Greenwashing

Greenwashing

I don't know if you have heard of greenwashing, a combination of the words 'green' and 'whitewashing', which is the term used to define a deceptive practice that some companies use to make their products or services appear more environmentally friendly than they actually are.

This practice is based on the use of marketing and advertising strategies that appeal to the ecological consciousness of consumers, but do not correspond to the reality of the company, such as the inclusion of false or misleading ecological labels, the exaggeration of the ecological characteristics of a product, or the omission of important information.For example, a company may claim that its product is '100% natural' or 'free of harmful chemicals', but it may not be true.

They can also include labels like 'eco-friendly' or 'environmentally friendly' on their products without having a certification to back up those claims.The main goal of greenwashing is to increase sales and improve the company's image, although there is not always a real commitment to the environment. Greenwashing can be especially problematic because consumers looking for environmentally friendly products may end up buying products that are not really so.

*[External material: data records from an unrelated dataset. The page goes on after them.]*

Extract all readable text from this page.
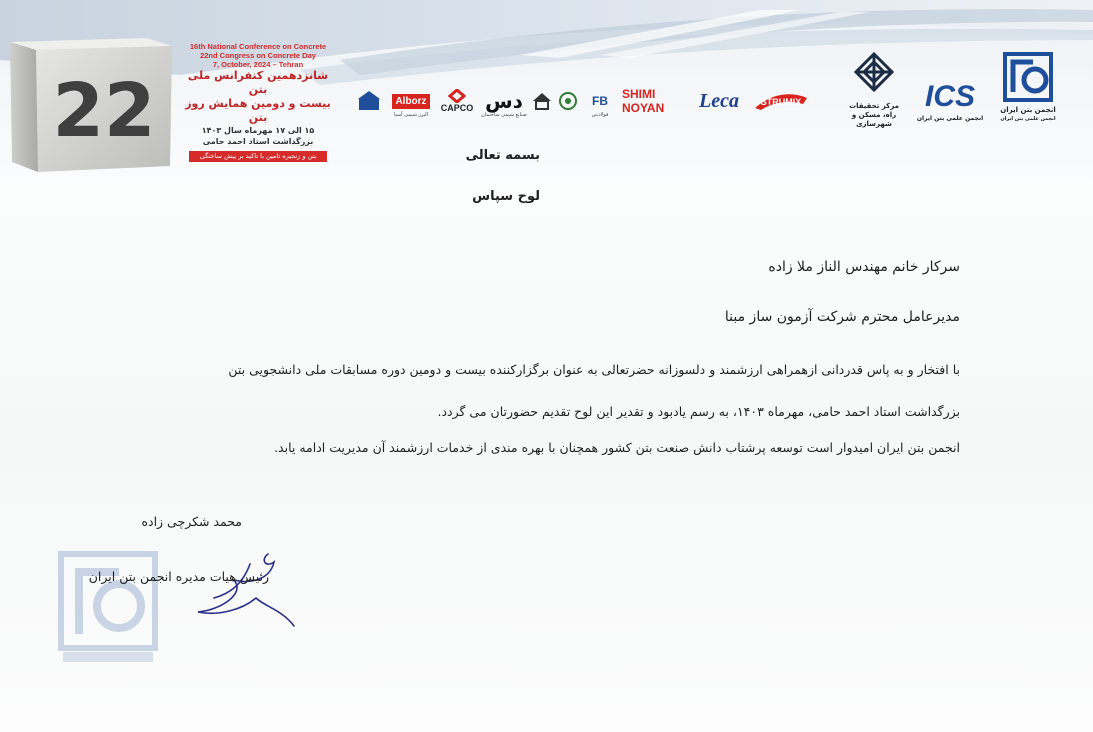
22
16th National Conference on Concrete
22nd Congress on Concrete Day
7, October, 2024 – Tehran
شانزدهمین کنفرانس ملی بتن
بیست و دومین همایش روز بتن
۱۵ الی ۱۷ مهرماه سال ۱۴۰۳
بزرگداشت استاد احمد حامی
بتن و زنجیره تامین با تاکید بر پیش ساختگی
Alborz
البرز شیمی آسیا
CAPCO دس
صنایع شیمی ساختمان
FB
فولادبتن
SHIMI NOYAN	Leca STRUMIX	مرکز تحقیقات
راه، مسکن و شهرسازی
ICS
انجمن علمی بتن ایران
انجمن بتن ایران
انجمن علمی بتن ایران
بسمه تعالی
لوح سپاس
سرکار خانم مهندس الناز ملا زاده
مدیرعامل محترم شرکت آزمون ساز مبنا
با افتخار و به پاس قدردانی ازهمراهی ارزشمند و دلسوزانه حضرتعالی به عنوان برگزارکننده بیست و دومین دوره مسابقات ملی دانشجویی بتن
بزرگداشت استاد احمد حامی، مهرماه ۱۴۰۳، به رسم یادبود و تقدیر این لوح تقدیم حضورتان می گردد.
انجمن بتن ایران امیدوار است توسعه پرشتاب دانش صنعت بتن کشور همچنان با بهره مندی از خدمات ارزشمند آن مدیریت ادامه یابد.
محمد شکرچی زاده
رئیس هیات مدیره انجمن بتن ایران
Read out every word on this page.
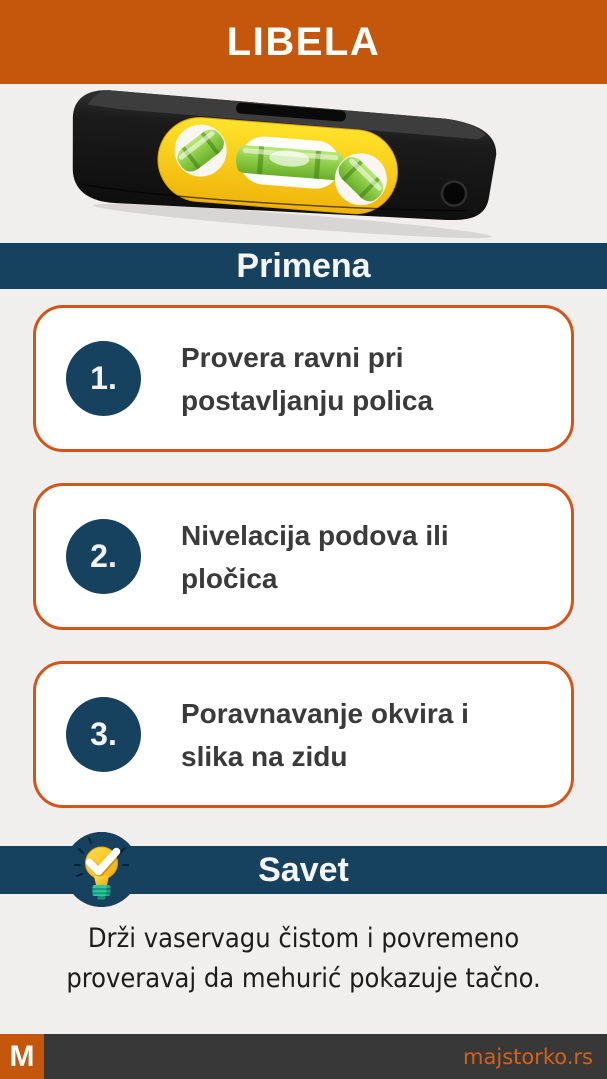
LIBELA
Primena
1.
Provera ravni pri
postavljanju polica
2.
Nivelacija podova ili
pločica
3.
Poravnavanje okvira i
slika na zidu
Savet
Drži vaservagu čistom i povremeno
proveravaj da mehurić pokazuje tačno.
M	majstorko.rs
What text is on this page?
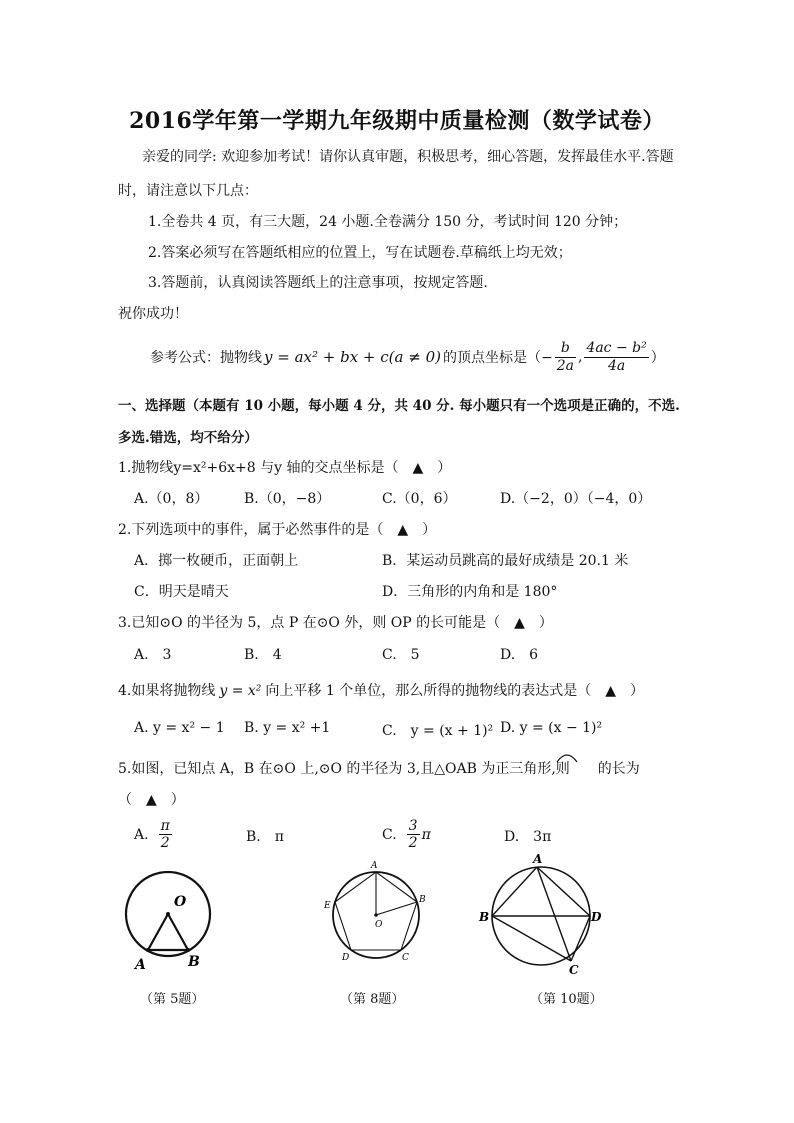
2016学年第一学期九年级期中质量检测（数学试卷）
亲爱的同学: 欢迎参加考试！请你认真审题，积极思考，细心答题，发挥最佳水平.答题
时，请注意以下几点：
1.全卷共 4 页，有三大题，24 小题.全卷满分 150 分，考试时间 120 分钟；
2.答案必须写在答题纸相应的位置上，写在试题卷.草稿纸上均无效；
3.答题前，认真阅读答题纸上的注意事项，按规定答题.
祝你成功！
参考公式：抛物线 y = ax² + bx + c(a ≠ 0) 的顶点坐标是（− $\frac{b}{2a}$ , $\frac{\text{4ac − b²}}{4a}$ ）
一、选择题（本题有 10 小题，每小题 4 分，共 40 分. 每小题只有一个选项是正确的，不选.
多选.错选，均不给分）
1.抛物线y=x²+6x+8 与y 轴的交点坐标是（　▲　）
A.（0，8）	B.（0，−8）	C.（0，6）	D.（−2，0）（−4，0）
2.下列选项中的事件，属于必然事件的是（　▲　）
A．掷一枚硬币，正面朝上	B．某运动员跳高的最好成绩是 20.1 米
C．明天是晴天	D．三角形的内角和是 180°
3.已知⊙O 的半径为 5，点 P 在⊙O 外，则 OP 的长可能是（　▲　）
A.　3	B.　4	C.　5	D.　6
4.如果将抛物线 y = x² 向上平移 1 个单位，那么所得的抛物线的表达式是（　▲　）
A. y = x² − 1 B. y = x² +1	C.　y = (x + 1)² D. y = (x − 1)²
5.如图，已知点 A，B 在⊙O 上,⊙O 的半径为 3,且△OAB 为正三角形,则　　的长为
（　▲　）
A. $\frac{\pi}{2}$	B.　π	C. $\frac{3}{2}$ π	D.　3π
O
A	B
（第 5题）
A
B
C
D
E
O
（第 8题）
A
B
C
D
（第 10题）
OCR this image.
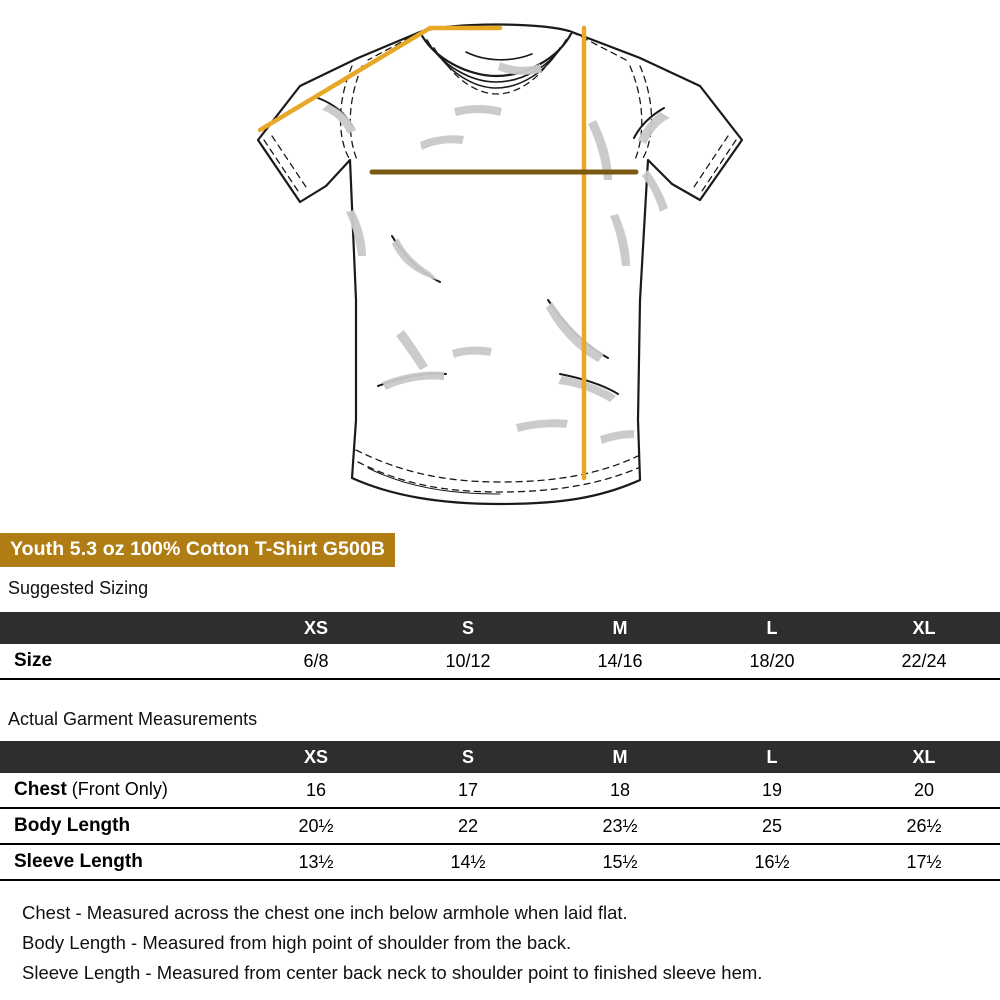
Youth 5.3 oz 100% Cotton T-Shirt G500B
Suggested Sizing
	XS	S	M	L	XL
Size	6/8	10/12	14/16	18/20	22/24
Actual Garment Measurements
	XS	S	M	L	XL
Chest (Front Only)	16	17	18	19	20
Body Length	20½	22	23½	25	26½
Sleeve Length	13½	14½	15½	16½	17½
Chest - Measured across the chest one inch below armhole when laid flat.
Body Length - Measured from high point of shoulder from the back.
Sleeve Length - Measured from center back neck to shoulder point to finished sleeve hem.
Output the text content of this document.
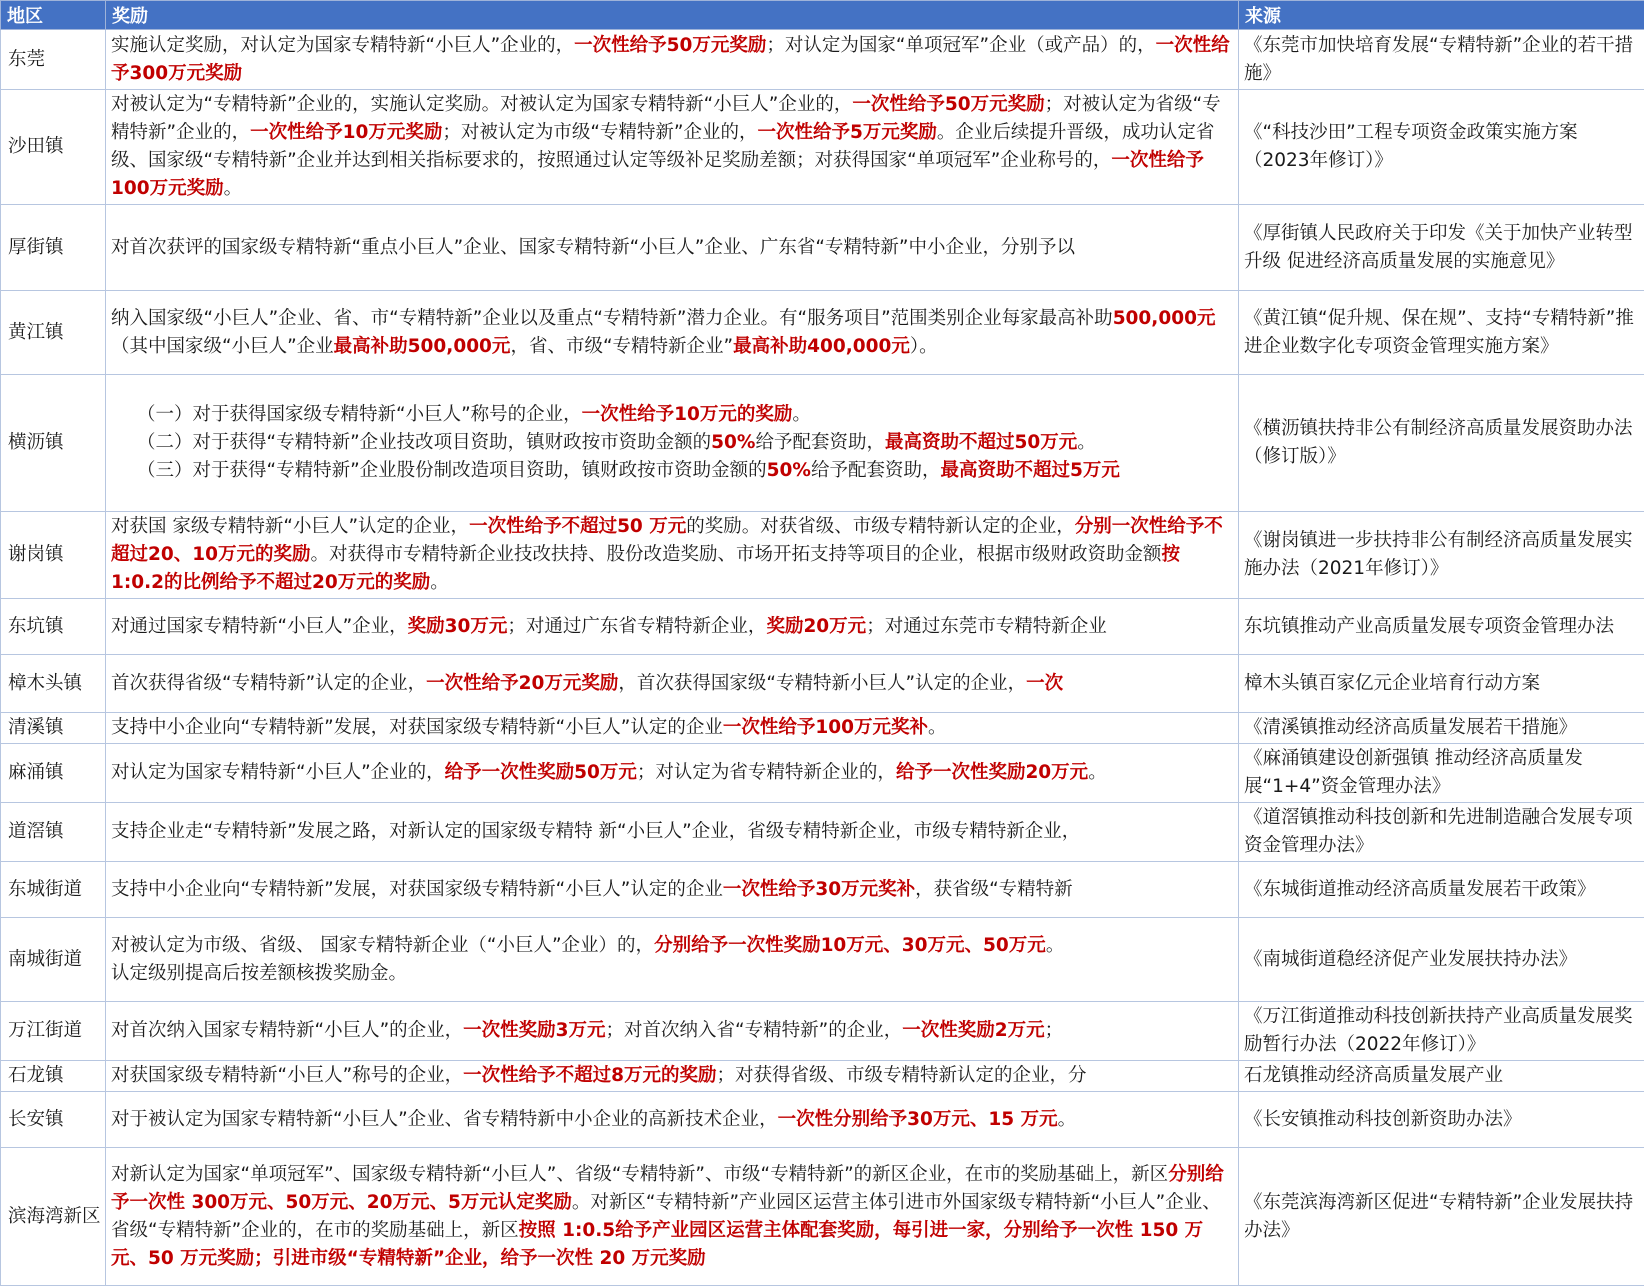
地区	奖励	来源
东莞	实施认定奖励，对认定为国家专精特新“小巨人”企业的，一次性给予50万元奖励；对认定为国家“单项冠军”企业（或产品）的，一次性给予300万元奖励	《东莞市加快培育发展“专精特新”企业的若干措施》
沙田镇	对被认定为“专精特新”企业的，实施认定奖励。对被认定为国家专精特新“小巨人”企业的，一次性给予50万元奖励；对被认定为省级“专精特新”企业的，一次性给予10万元奖励；对被认定为市级“专精特新”企业的，一次性给予5万元奖励。企业后续提升晋级，成功认定省级、国家级“专精特新”企业并达到相关指标要求的，按照通过认定等级补足奖励差额；对获得国家“单项冠军”企业称号的，一次性给予100万元奖励。	《“科技沙田”工程专项资金政策实施方案（2023年修订）》
厚街镇	对首次获评的国家级专精特新“重点小巨人”企业、国家专精特新“小巨人”企业、广东省“专精特新”中小企业，分别予以	《厚街镇人民政府关于印发《关于加快产业转型升级 促进经济高质量发展的实施意见》
黄江镇	纳入国家级“小巨人”企业、省、市“专精特新”企业以及重点“专精特新”潜力企业。有“服务项目”范围类别企业每家最高补助500,000元（其中国家级“小巨人”企业最高补助500,000元，省、市级“专精特新企业”最高补助400,000元）。	《黄江镇“促升规、保在规”、支持“专精特新”推进企业数字化专项资金管理实施方案》
横沥镇	（一）对于获得国家级专精特新“小巨人”称号的企业，一次性给予10万元的奖励。
（二）对于获得“专精特新”企业技改项目资助，镇财政按市资助金额的50%给予配套资助，最高资助不超过50万元。
（三）对于获得“专精特新”企业股份制改造项目资助，镇财政按市资助金额的50%给予配套资助，最高资助不超过5万元	《横沥镇扶持非公有制经济高质量发展资助办法（修订版）》
谢岗镇	对获国 家级专精特新“小巨人”认定的企业，一次性给予不超过50 万元的奖励。对获省级、市级专精特新认定的企业，分别一次性给予不超过20、10万元的奖励。对获得市专精特新企业技改扶持、股份改造奖励、市场开拓支持等项目的企业，根据市级财政资助金额按1:0.2的比例给予不超过20万元的奖励。	《谢岗镇进一步扶持非公有制经济高质量发展实施办法（2021年修订）》
东坑镇	对通过国家专精特新“小巨人”企业，奖励30万元；对通过广东省专精特新企业，奖励20万元；对通过东莞市专精特新企业	东坑镇推动产业高质量发展专项资金管理办法
樟木头镇	首次获得省级“专精特新”认定的企业，一次性给予20万元奖励，首次获得国家级“专精特新小巨人”认定的企业，一次	樟木头镇百家亿元企业培育行动方案
清溪镇	支持中小企业向“专精特新”发展，对获国家级专精特新“小巨人”认定的企业一次性给予100万元奖补。	《清溪镇推动经济高质量发展若干措施》
麻涌镇	对认定为国家专精特新“小巨人”企业的，给予一次性奖励50万元；对认定为省专精特新企业的，给予一次性奖励20万元。	《麻涌镇建设创新强镇 推动经济高质量发展“1+4”资金管理办法》
道滘镇	支持企业走“专精特新”发展之路，对新认定的国家级专精特 新“小巨人”企业，省级专精特新企业，市级专精特新企业，	《道滘镇推动科技创新和先进制造融合发展专项资金管理办法》
东城街道	支持中小企业向“专精特新”发展，对获国家级专精特新“小巨人”认定的企业一次性给予30万元奖补，获省级“专精特新	《东城街道推动经济高质量发展若干政策》
南城街道	对被认定为市级、省级、 国家专精特新企业（“小巨人”企业）的，分别给予一次性奖励10万元、30万元、50万元。
认定级别提高后按差额核拨奖励金。	《南城街道稳经济促产业发展扶持办法》
万江街道	对首次纳入国家专精特新“小巨人”的企业，一次性奖励3万元；对首次纳入省“专精特新”的企业，一次性奖励2万元；	《万江街道推动科技创新扶持产业高质量发展奖励暂行办法（2022年修订）》
石龙镇	对获国家级专精特新“小巨人”称号的企业，一次性给予不超过8万元的奖励；对获得省级、市级专精特新认定的企业，分	石龙镇推动经济高质量发展产业
长安镇	对于被认定为国家专精特新“小巨人”企业、省专精特新中小企业的高新技术企业，一次性分别给予30万元、15 万元。	《长安镇推动科技创新资助办法》
滨海湾新区	对新认定为国家“单项冠军”、国家级专精特新“小巨人”、省级“专精特新”、市级“专精特新”的新区企业，在市的奖励基础上，新区分别给予一次性 300万元、50万元、20万元、5万元认定奖励。对新区“专精特新”产业园区运营主体引进市外国家级专精特新“小巨人”企业、省级“专精特新”企业的，在市的奖励基础上，新区按照 1:0.5给予产业园区运营主体配套奖励，每引进一家，分别给予一次性 150 万元、50 万元奖励；引进市级“专精特新”企业，给予一次性 20 万元奖励	《东莞滨海湾新区促进“专精特新”企业发展扶持办法》
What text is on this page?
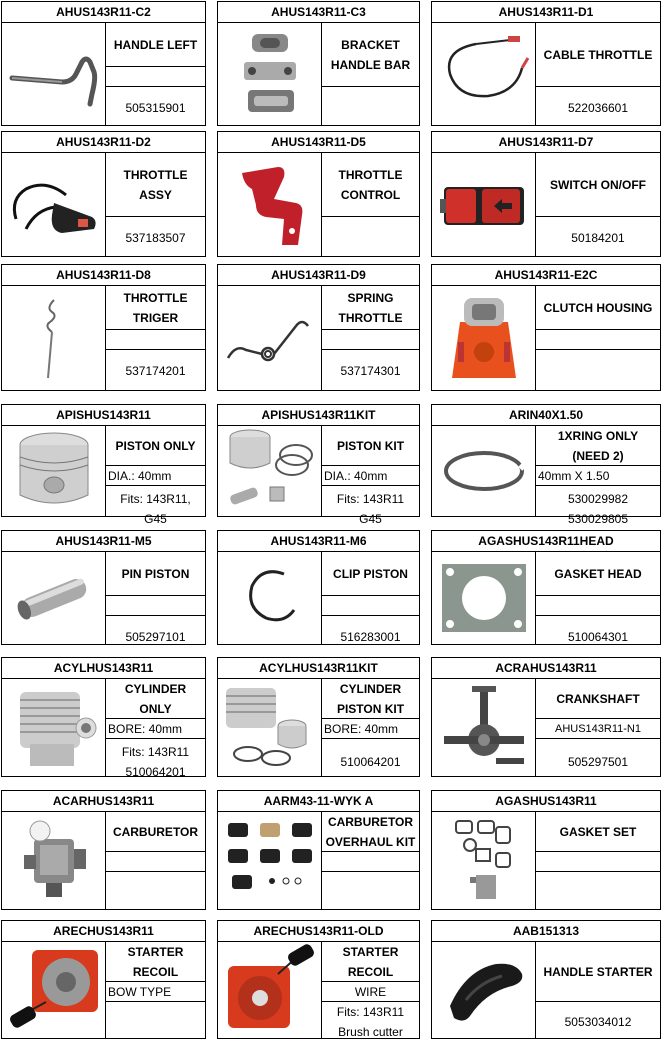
AHUS143R11-C2
HANDLE LEFT
505315901
AHUS143R11-C3
BRACKET HANDLE BAR
AHUS143R11-D1
CABLE THROTTLE
522036601
AHUS143R11-D2
THROTTLE ASSY
537183507
AHUS143R11-D5
THROTTLE CONTROL
AHUS143R11-D7
SWITCH ON/OFF
50184201
AHUS143R11-D8
THROTTLE TRIGER
537174201
AHUS143R11-D9
SPRING THROTTLE
537174301
AHUS143R11-E2C
CLUTCH HOUSING
APISHUS143R11
PISTON ONLY
DIA.: 40mm
Fits: 143R11, G45
APISHUS143R11KIT
PISTON KIT
DIA.: 40mm
Fits: 143R11 G45
ARIN40X1.50
1XRING ONLY (NEED 2)
40mm X 1.50
530029982 530029805
AHUS143R11-M5
PIN PISTON
505297101
AHUS143R11-M6
CLIP PISTON
516283001
AGASHUS143R11HEAD
GASKET HEAD
510064301
ACYLHUS143R11
CYLINDER ONLY
BORE: 40mm
Fits: 143R11 510064201
ACYLHUS143R11KIT
CYLINDER PISTON KIT
BORE: 40mm
510064201
ACRAHUS143R11
CRANKSHAFT
AHUS143R11-N1
505297501
ACARHUS143R11
CARBURETOR
AARM43-11-WYK A
CARBURETOR OVERHAUL KIT
AGASHUS143R11
GASKET SET
ARECHUS143R11
STARTER RECOIL
BOW TYPE
ARECHUS143R11-OLD
STARTER RECOIL
WIRE
Fits: 143R11 Brush cutter
AAB151313
HANDLE STARTER
5053034012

To avoid falling into the traps of greenwashing, it is important for consumers to research and inform themselves about the products they are buying. Seeking information from reliable sources and being aware of exaggerated labels and claims can help avoid deception. In addition, supporting companies that really care about the environment can be a way to encourage more sustainable and responsible practices.

The energy sector is very affected by greenwashing. Many players declare themselves as green companies or offer “green rates” when they continue to invest in fossil fuels or nuclear energy. An illusory image of ecological responsibility is created, a greenwashing of polluting energies. That is, actions taken by companies that care about the environment, when their activities are harmful.

The European taxonomy is a classification system for economic activities that seek to be environmentally friendly and sustainable in the long term. Its goal is to establish which activities meet sustainability criteria, and which do not. Thanks to this tool, investors can have greater security when deciding where to invest their money sustainably. In addition, this taxonomy is not limited only to the energy sector, but also extends to other sectors such as agriculture, manufacturing, transport, and forestry.

It is expected to become a leading tool in guiding investments towards ecological transition. This is because it is understood that public money will not be enough to achieve sustainability goals. Therefore, the European taxonomy seeks to ensure that investments are sustainable and respectful of the environment, which in turn would promote a more sustainable economy in the long term.